Law enforcement officials have said the fact-finding review is a win for transparency in fatal police shootings and in-custody deaths.

But some say the process is merely an act of theater that favors law enforcement.

“I’m not going to say there’s no rhyme or reason for this procedure,” said Athar Haseebullah, executive director of the American Civil Liberties Union of Nevada, “because if done effectively and transparently, I think it would make a lot of sense. But there’s little faith right now in the ability for the DA’s office to actually prosecute. It seems to be a process that doesn’t do anything more than greenlight underlying police misconduct.”

In the near decade that the procedure has been in place, not a single preliminary determination has been overturned following a fact-finding review, and only one police officer has been charged in connection with a death. Friday’s review will mark the 86th held in the county since the process was adopted.

Last summer, amid the wave of national protests after Floyd’s death, Clark County’s district attorney told the Las Vegas Review-Journal that the procedure “is probably ripe for review to determine if any more improvements could be made.”

“It is not a perfect process,” Wolfson said at the time, “because the involved officers that caused the death of one of our citizens cannot be forced to testify.”

Even so, ahead of Friday’s review, Wolfson defended the process.

“This is an important case,” he said of Gomez’s killing. “It’s getting a lot of attention. All we want is for the truth to come out.”

Metro’s version of events that led to the fatal shooting vastly differs from the picture painted by surveillance video released in February by a team of civil rights attorneys retained by Gomez’s parents.

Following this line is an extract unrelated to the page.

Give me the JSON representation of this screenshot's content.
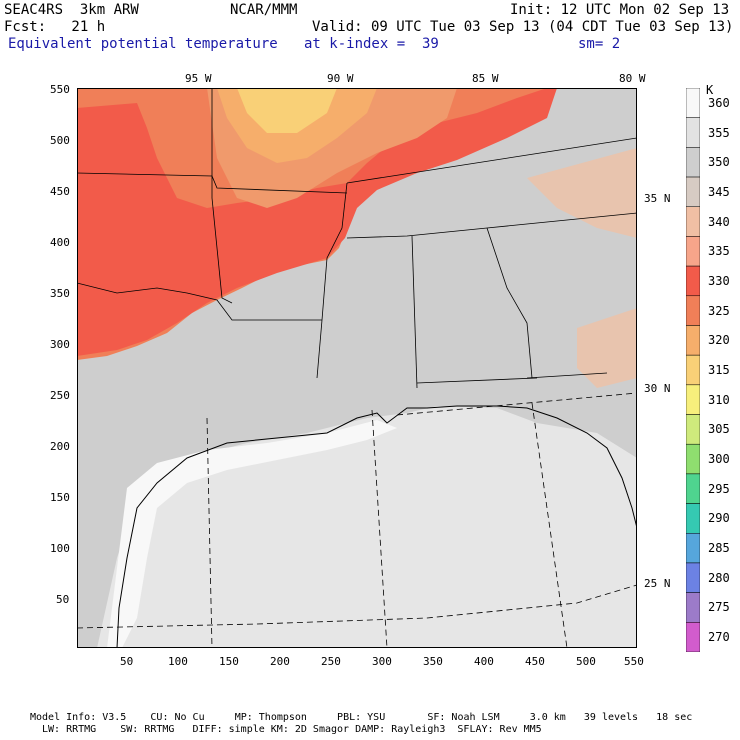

The Police Department claims Gomez, who was armed on the evening he was killed, raised a weapon at a group of officers stationed outside the federal courthouse, prompting four officers driving by on Las Vegas Boulevard to exit their vehicle and fire a combined 19 rounds. The officers — Ryan Fryman, Dan Emerton, Vernon Ferguson and Andrew Locher — have since returned to duty.

Video captured by nearby surveillance cameras in the area shows Gomez running, with his back turned to the officers, just before he was shot. Gomez’s family and their attorneys faced a lengthy battle with Metro for months before the department turned over the videos.

Before the fact-finding review

The fact-finding review was adopted after a failed overhaul of the coroner’s inquest, the previous procedure to probe police killings that had been in place for four decades. Under the previous system, officers were required to testify, and at the conclusion, an inquest jury would determine whether a death at the hands of law enforcement was justified.

Changes to the coroner’s inquest were approved in 2011, and would have allowed an ombudsman representing the family of the victim to cross-examine witnesses, including officers. But police unions sued and vowed that officers wouldn’t participate.

The Nevada Supreme Court upheld the reforms, but because of the lengthy legal battle, no public probes on police killings had been held for two years. In light of the backlog, according to Review-Journal reports at the time, county commissioners adopted the fact-finding review process — one that requires almost no police involvement and could begin immediately.

Now, in the absence of first-hand accounts from officers, families typically hear only from the detective who was assigned to investigate his or her colleagues.

“To see a person’s life reduced to a PowerPoint presentation after they’re killed by police,” said Haseebullah, the ACLU executive director, “what sort of solace is that supposed to provide Gomez’s mother, who has been asking for answers to her questions for nearly a year?”

If Clark County’s law enforcement officials want to tout transparency, Haseebullah said, cases of deadly police shootings and in-custody deaths should be handled by outside prosecutors.

Such is the case in Minneapolis, where, to avoid the appearance of a conflict of interest, metro area county district attorney’s offices adopted a new practice last year for fatal police shootings.

According to the Star Tribune, the practice calls for the county attorney in the jurisdiction where a shooting takes place to refer the case to another county or to the state attorney general’s office.